Society’s highest value must not be to produce educated people. Our highest value must be to produce good people. Then we can put a high value on educating them. But we ignore the following at our own peril: the correlation between a person’s level of education and degree of goodness is, to quote the classic film Animal House, zero point zero.
Knowledge alone is insufficient to make good people. What must accompany knowledge is wisdom. My friends, please understand that you will glean much knowledge from your education, but not wisdom. Wisdom comes from another source.
To aid you in beginning a life-long pursuit of wisdom, let me offer you the following verse from the Book of Psalms:
Wisdom begins with awe of God.
Here is what it means.
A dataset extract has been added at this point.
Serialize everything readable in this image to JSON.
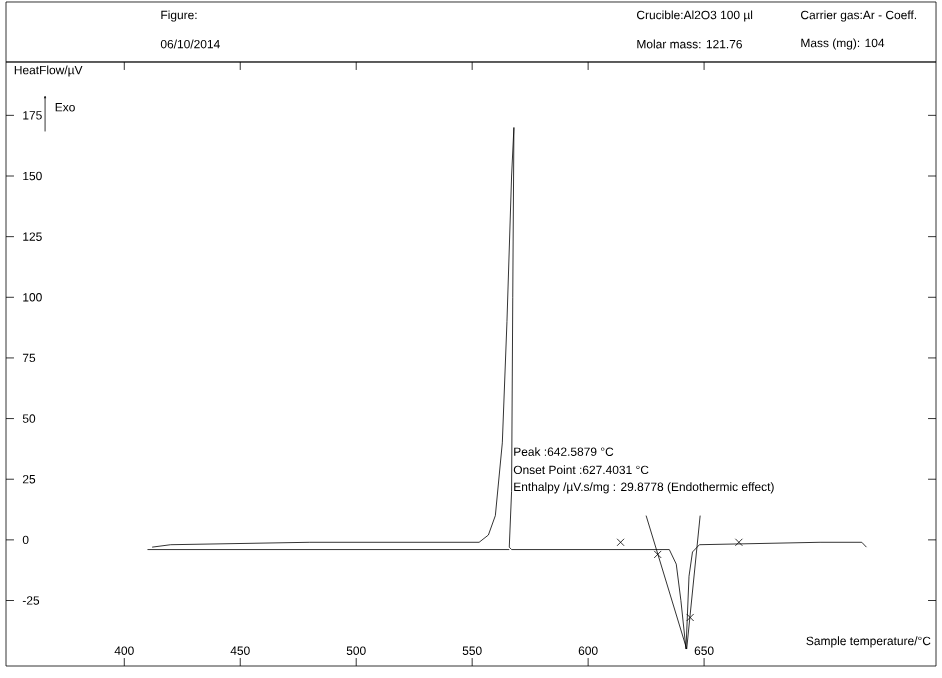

Science has taught us a great deal about the origins of the universe. I accept and embrace this secular knowledge of how the universe came to be, but I have a question that science cannot answer: for what purpose did the universe come into being? I think that question demands an answer, and I cannot accept that the answer is it just plain happened for no purpose at all. The intricacies of the universe lead me to conclude it could not be the result of randomness. There is too much structure and order not to have been the result of a design of some sort. I call the source of that design God. I believe that God’s design of the universe included certain moral absolutes. I stand in awe of that God.
That is the beginning of the wisdom needed to decide between right and wrong, or even between right and right. It is the idea that certain things are wrong in and of themselves, not because you say so or I say so or the community says so, but because they were defined so by the Creator of the Universe. This is the stuff of wisdom—ethics, morality, good and evil. And although one might choose to use one’s talents, gifts, and education to make some piece of this world a little bit better, wisdom that begins with awe of God leads to the realization that we are obliged to do so.
My friends, go to your universities and soak up knowledge like Larry the Cable Guy soaking up sausage gravy with buttermilk biscuits. While you are there, ponder the difference between knowledge and wisdom, and the quotation Wisdom begins with the awe of God. Ask yourself if you believe the universe is merely a happy accident. See if your own inner wisdom leads to you the conclusion there was a Creator. Consider the idea that reaping the benefits of the Creator’s world obligates each of us to contribute something back to it. Grow in knowledge, and grow in wisdom. And then, my friends, make it so that the world is better off because you, a person both educated and wise, are part of it.
With that challenge now before you, I return once again to the Biblical text, and conclude with these words:
May God bless you and watch over you;
May God’s light shine upon you and may God be gracious unto you;
May God look upon you and grant you peace.